La société sollicite la confirmation du jugement de ce chef aux motifs que le licenciement du salarié procède d’une faute simple, issue d’un comportement fautif contraire aux exigences légales et conventionnelles.
***
Le licenciement peut causer au salarié un préjudice distinct de celui lié à la perte de son emploi, en raison des circonstances brutales ou vexatoires qui l’ont entouré, permettant au salarié de demander réparation de son préjudice moral, sur le fondement de la responsabilité civile prévue aux articles 1240 et suivants du code civil dans leur version applicable à l’espèce.

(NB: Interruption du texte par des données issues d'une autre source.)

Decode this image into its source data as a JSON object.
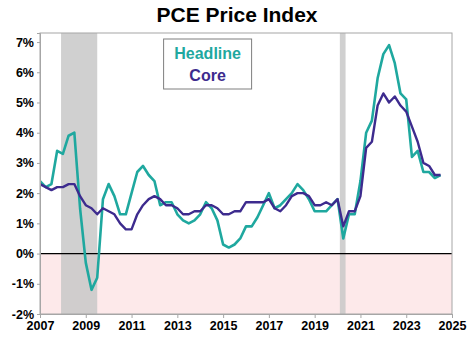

En l’absence de harcèlement moral et de toute circonstance vexatoire entourant le licenciement, pas plus que de circonstances brutales, la durée de la relation contractuelle ne caractérisant pas la brutalité invoquée, le salarié sera débouté de sa demande de dommages-intérêts pour préjudice moral distinct. Le jugement entrepris sera confirmé sur ce chef.
Sur l’article 700 du code de procédure civile et les dépens
M. [W] [J] succombant essentiellement sera condamné aux entiers dépens de première instance et d’appel. Il sera en conséquence débouté de sa demande d’indemnité sur le fondement de l’article 700 du code de procédure civile.
Le jugement entrepris sera infirmé en ce qu’il a condamné la société au paiement d’une indemnité sur ce fondement.
L’équité ne commande pas de faire bénéficier la société [8] [Localité 10] de ces mêmes dispositions et elle sera déboutée de sa demande d’indemnité sur le fondement de l’article 700 du code de procédure civile.
PAR CES MOTIFS,
La cour,
Statuant contradictoirement et publiquement par mise à disposition au greffe, les parties ayant été préalablement avisées dans les conditions de l’article 450 du code de procédure civile;
Dans la limite de la dévolution,
Infirme le jugement entrepris en ce qu’il a dit et jugé que si une discrimination ou un harcèlement moral ne sont pas totalement avérés, il n’en demeure pas moins que la société n’a pas exécuté de manière loyale le contrat de travail et la législation sur représentant du personnel, et que les faits reprochés au salarié, uniquement basés sur l’attestation de l’un de ses collègues, n’emportent pas l’adhésion du conseil qui, en conséquence, en ce qu’il a dit et jugé qu’il y a lieu de requalifier le licenciement de M. [W] [J] en licenciement sans cause réelle ni sérieuse, condamné la SAS [8] [Localité 10] à verser à M. [W] [J] les sommes suivantes : 30 000 euros nets à titre de dommages et intérêts pour licenciement non causé, 1 800 euros au titre des dispositions de l’article 700 du code de procédure civile, en ce qu’il a ordonné le remboursement aux organismes sociaux dans la limite de trois mois, condamné la SAS [8] [Localité 10] aux entiers dépens, y compris les éventuels frais d’exécution forcée ;
Confirme le jugement entrepris sur le surplus,
Statuant à nouveau et ajoutant,
Déboute M. [W] [J] de ses demandes ;
Déboute la société [8] [Localité 10] de sa demande d’indemnité sur le fondement de l’article 700 du code de procédure civile ;
Condamne M. [W] [J] aux entiers dépens de première instance et d’appel.